1. Uyuşmazlık ve Hukuki Nitelendirme

Uyuşmazlık, mirasçılık belgesinin iptali istemine ilişkindir.

2. İlgili Hukuk

1. 6100 sayılı Hukuk Muhakemeleri Kanunu’nun (6100 sayılı Kanun) 369 uncu maddesinin birinci fıkrası ile 370 ve 371 inci maddeleri,

2. 4721 sayılı Türk Medeni Kanunu’nun 598 inci maddesi.

3. Değerlendirme

1. Bölge Adliye Mahkemelerinin nihai kararlarının bozulması 6100 sayılı Kanun’un 371 inci maddesinde yer alan sebeplerden birinin varlığı hâlinde mümkündür.
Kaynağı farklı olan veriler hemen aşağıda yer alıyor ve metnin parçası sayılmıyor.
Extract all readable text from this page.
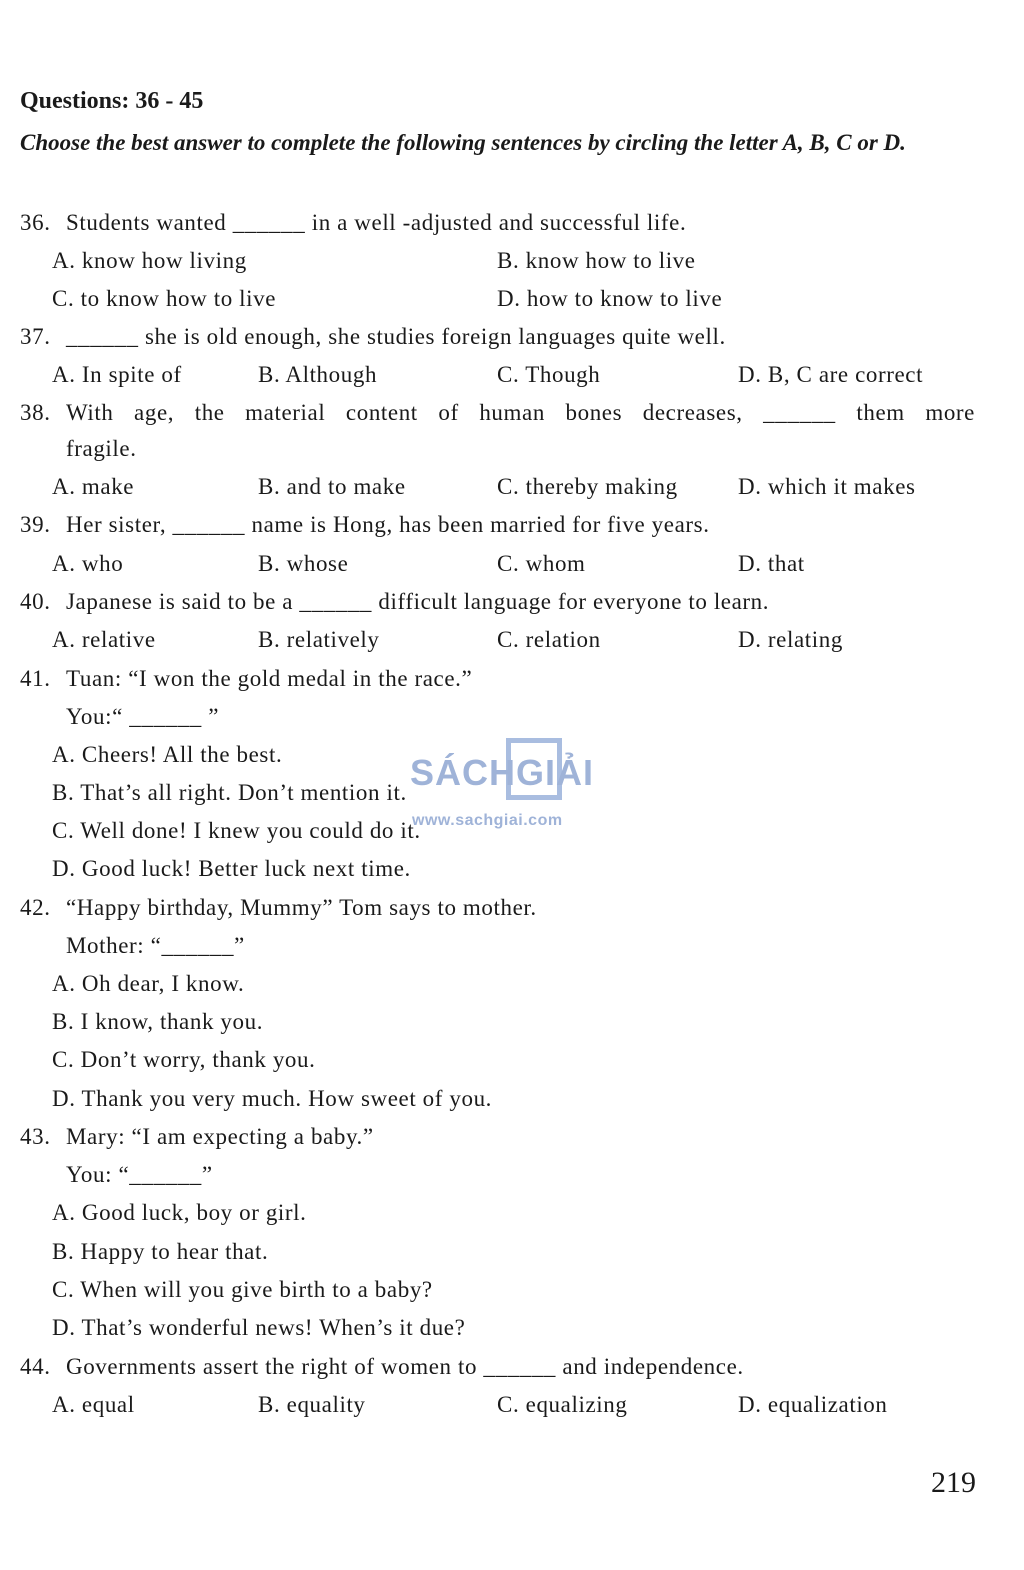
Questions: 36 - 45
Choose the best answer to complete the following sentences by circling the letter A, B, C or D.
36. Students wanted ______ in a well -adjusted and successful life.
A. know how living	B. know how to live
C. to know how to live	D. how to know to live
37. ______ she is old enough, she studies foreign languages quite well.
A. In spite of	B. Although	C. Though	D. B, C are correct
38. With age, the material content of human bones decreases, ______ them more
fragile.
A. make	B. and to make	C. thereby making	D. which it makes
39. Her sister, ______ name is Hong, has been married for five years.
A. who	B. whose	C. whom	D. that
40. Japanese is said to be a ______ difficult language for everyone to learn.
A. relative	B. relatively	C. relation	D. relating
41. Tuan: “I won the gold medal in the race.”
You:“ ______ ”
A. Cheers! All the best.
B. That’s all right. Don’t mention it.
C. Well done! I knew you could do it.
D. Good luck! Better luck next time.
42. “Happy birthday, Mummy” Tom says to mother.
Mother: “______”
A. Oh dear, I know.
B. I know, thank you.
C. Don’t worry, thank you.
D. Thank you very much. How sweet of you.
43. Mary: “I am expecting a baby.”
You: “______”
A. Good luck, boy or girl.
B. Happy to hear that.
C. When will you give birth to a baby?
D. That’s wonderful news! When’s it due?
44. Governments assert the right of women to ______ and independence.
A. equal	B. equality	C. equalizing	D. equalization
SÁCHGIẢI
www.sachgiai.com
219
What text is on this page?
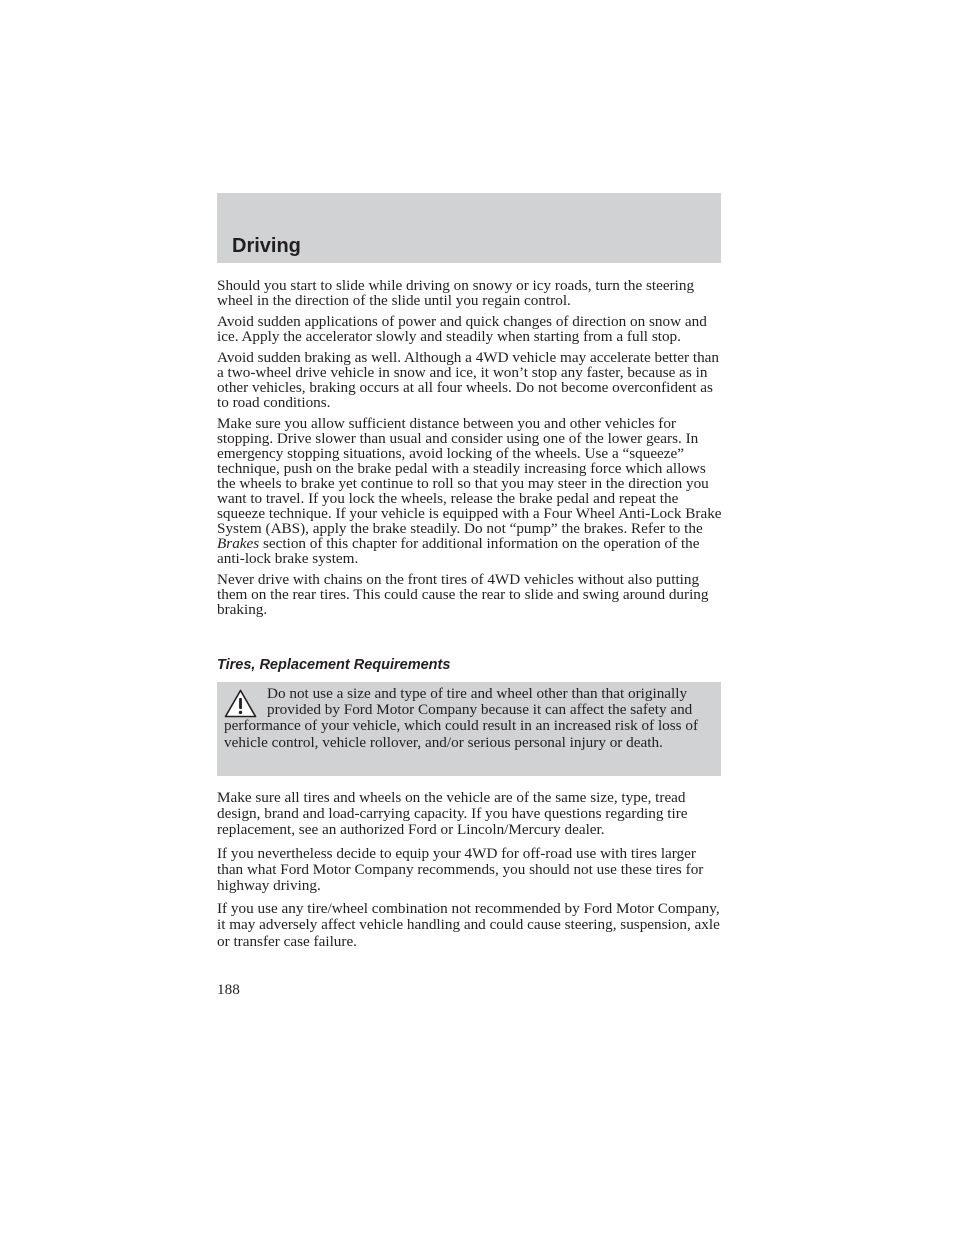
Driving

Should you start to slide while driving on snowy or icy roads, turn the steering wheel in the direction of the slide until you regain control.

Avoid sudden applications of power and quick changes of direction on snow and ice. Apply the accelerator slowly and steadily when starting from a full stop.

Avoid sudden braking as well. Although a 4WD vehicle may accelerate better than a two-wheel drive vehicle in snow and ice, it won’t stop any faster, because as in other vehicles, braking occurs at all four wheels. Do not become overconfident as to road conditions.

Make sure you allow sufficient distance between you and other vehicles for stopping. Drive slower than usual and consider using one of the lower gears. In emergency stopping situations, avoid locking of the wheels. Use a “squeeze” technique, push on the brake pedal with a steadily increasing force which allows the wheels to brake yet continue to roll so that you may steer in the direction you want to travel. If you lock the wheels, release the brake pedal and repeat the squeeze technique. If your vehicle is equipped with a Four Wheel Anti-Lock Brake System (ABS), apply the brake steadily. Do not “pump” the brakes. Refer to the Brakes section of this chapter for additional information on the operation of the anti-lock brake system.

Never drive with chains on the front tires of 4WD vehicles without also putting them on the rear tires. This could cause the rear to slide and swing around during braking.

Tires, Replacement Requirements

Do not use a size and type of tire and wheel other than that originally provided by Ford Motor Company because it can affect the safety and performance of your vehicle, which could result in an increased risk of loss of vehicle control, vehicle rollover, and/or serious personal injury or death.

Make sure all tires and wheels on the vehicle are of the same size, type, tread design, brand and load-carrying capacity. If you have questions regarding tire replacement, see an authorized Ford or Lincoln/Mercury dealer.

If you nevertheless decide to equip your 4WD for off-road use with tires larger than what Ford Motor Company recommends, you should not use these tires for highway driving.

If you use any tire/wheel combination not recommended by Ford Motor Company, it may adversely affect vehicle handling and could cause steering, suspension, axle or transfer case failure.

188
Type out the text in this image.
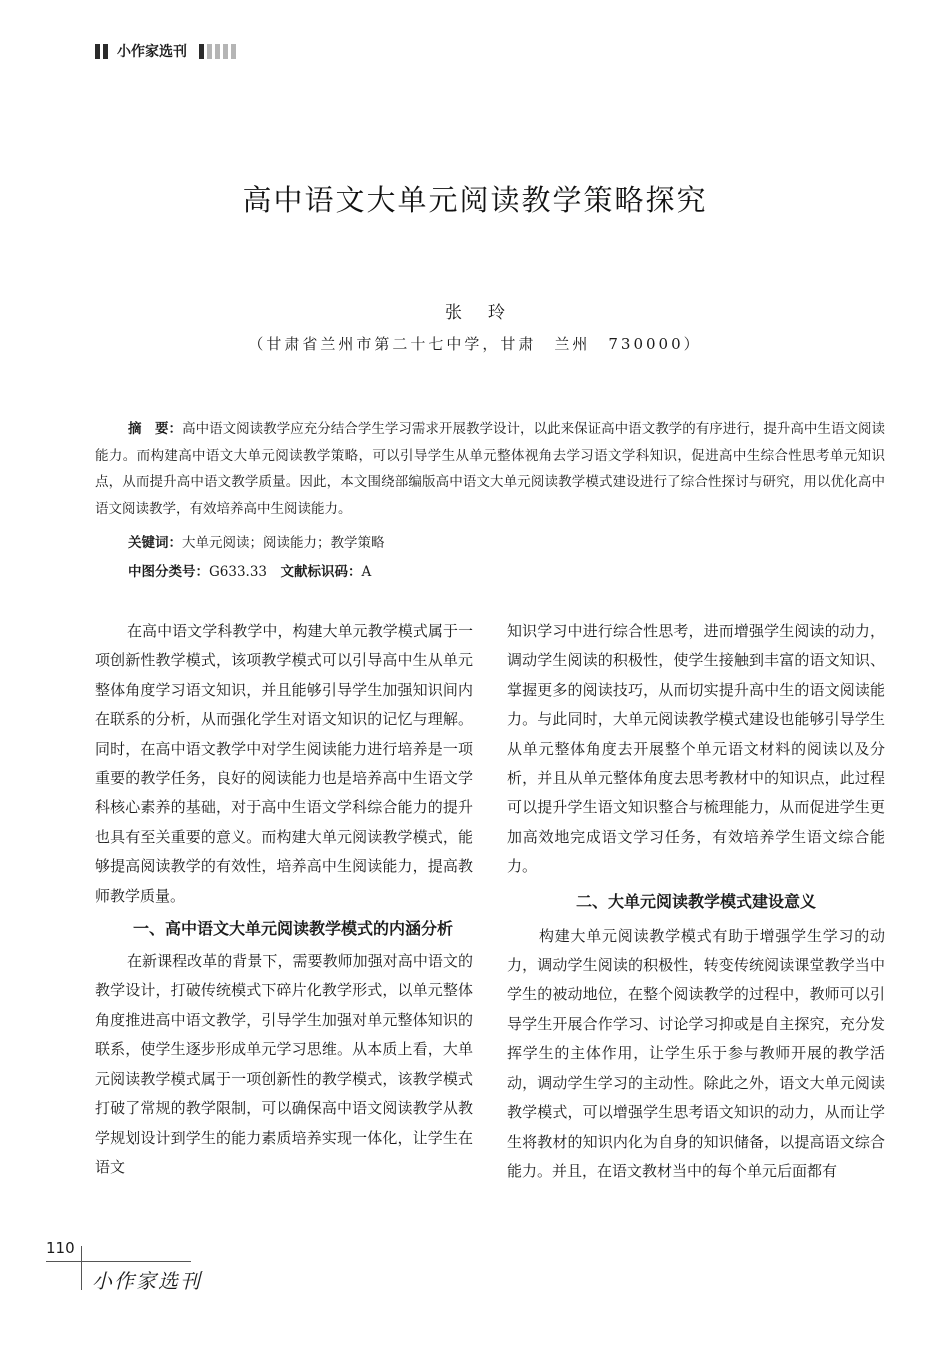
小作家选刊
高中语文大单元阅读教学策略探究
张玲
（甘肃省兰州市第二十七中学，甘肃　兰州　730000）

摘　要：高中语文阅读教学应充分结合学生学习需求开展教学设计，以此来保证高中语文教学的有序进行，提升高中生语文阅读能力。而构建高中语文大单元阅读教学策略，可以引导学生从单元整体视角去学习语文学科知识，促进高中生综合性思考单元知识点，从而提升高中语文教学质量。因此，本文围绕部编版高中语文大单元阅读教学模式建设进行了综合性探讨与研究，用以优化高中语文阅读教学，有效培养高中生阅读能力。

关键词：大单元阅读；阅读能力；教学策略
中图分类号：G633.33  文献标识码：A

在高中语文学科教学中，构建大单元教学模式属于一项创新性教学模式，该项教学模式可以引导高中生从单元整体角度学习语文知识，并且能够引导学生加强知识间内在联系的分析，从而强化学生对语文知识的记忆与理解。同时，在高中语文教学中对学生阅读能力进行培养是一项重要的教学任务，良好的阅读能力也是培养高中生语文学科核心素养的基础，对于高中生语文学科综合能力的提升也具有至关重要的意义。而构建大单元阅读教学模式，能够提高阅读教学的有效性，培养高中生阅读能力，提高教师教学质量。

一、高中语文大单元阅读教学模式的内涵分析

在新课程改革的背景下，需要教师加强对高中语文的教学设计，打破传统模式下碎片化教学形式，以单元整体角度推进高中语文教学，引导学生加强对单元整体知识的联系，使学生逐步形成单元学习思维。从本质上看，大单元阅读教学模式属于一项创新性的教学模式，该教学模式打破了常规的教学限制，可以确保高中语文阅读教学从教学规划设计到学生的能力素质培养实现一体化，让学生在语文

知识学习中进行综合性思考，进而增强学生阅读的动力，调动学生阅读的积极性，使学生接触到丰富的语文知识、掌握更多的阅读技巧，从而切实提升高中生的语文阅读能力。与此同时，大单元阅读教学模式建设也能够引导学生从单元整体角度去开展整个单元语文材料的阅读以及分析，并且从单元整体角度去思考教材中的知识点，此过程可以提升学生语文知识整合与梳理能力，从而促进学生更加高效地完成语文学习任务，有效培养学生语文综合能力。

二、大单元阅读教学模式建设意义

构建大单元阅读教学模式有助于增强学生学习的动力，调动学生阅读的积极性，转变传统阅读课堂教学当中学生的被动地位，在整个阅读教学的过程中，教师可以引导学生开展合作学习、讨论学习抑或是自主探究，充分发挥学生的主体作用，让学生乐于参与教师开展的教学活动，调动学生学习的主动性。除此之外，语文大单元阅读教学模式，可以增强学生思考语文知识的动力，从而让学生将教材的知识内化为自身的知识储备，以提高语文综合能力。并且，在语文教材当中的每个单元后面都有

110
小作家选刊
2. Temyizen incelenen karar, tarafların karşılıklı iddia ve savunmalarına, dayandıkları belgelere, uyuşmazlığa uygulanması gereken hukuk kuralları ile hukuki ilişkinin nitelendirilmesine, dava şartlarına, yargılama ve ispat kuralları ile kararda belirtilen gerekçelere göre usul ve kanuna uygun olup, mirasçılık belgesinin iptalini; hak kaybı yaşayan mirasçılar, mirasçı oldukları halde mirasçılık belgesinde adı yer almayan kişiler ve yetki verilmiş kişiler tarafından açılabileceği halde davacının bu kişilerden olmadığı anlaşıldığından, davacı vekilince temyiz dilekçesinde ileri sürülen nedenler kararın bozulmasını gerektirecek nitelikte görülmemiştir.

VI. KARAR

Açıklanan sebeple;

Davacı vekilinin temyiz itirazlarının reddi ile temyiz olunan Bölge Adliye Mahkemesi kararının 6100 sayılı Kanun’un 370 inci maddesinin birinci fıkrası uyarınca ONANMASINA,

Aşağıda yazılı temyiz giderinin temyiz edene yükletilmesine,

Dosyanın İlk Derece Mahkemesine, kararın bir örneğinin Bölge Adliye Mahkemesine gönderilmesine,

02.05.2024 tarihinde kesin olmak üzere oy birliğiyle karar verildi.”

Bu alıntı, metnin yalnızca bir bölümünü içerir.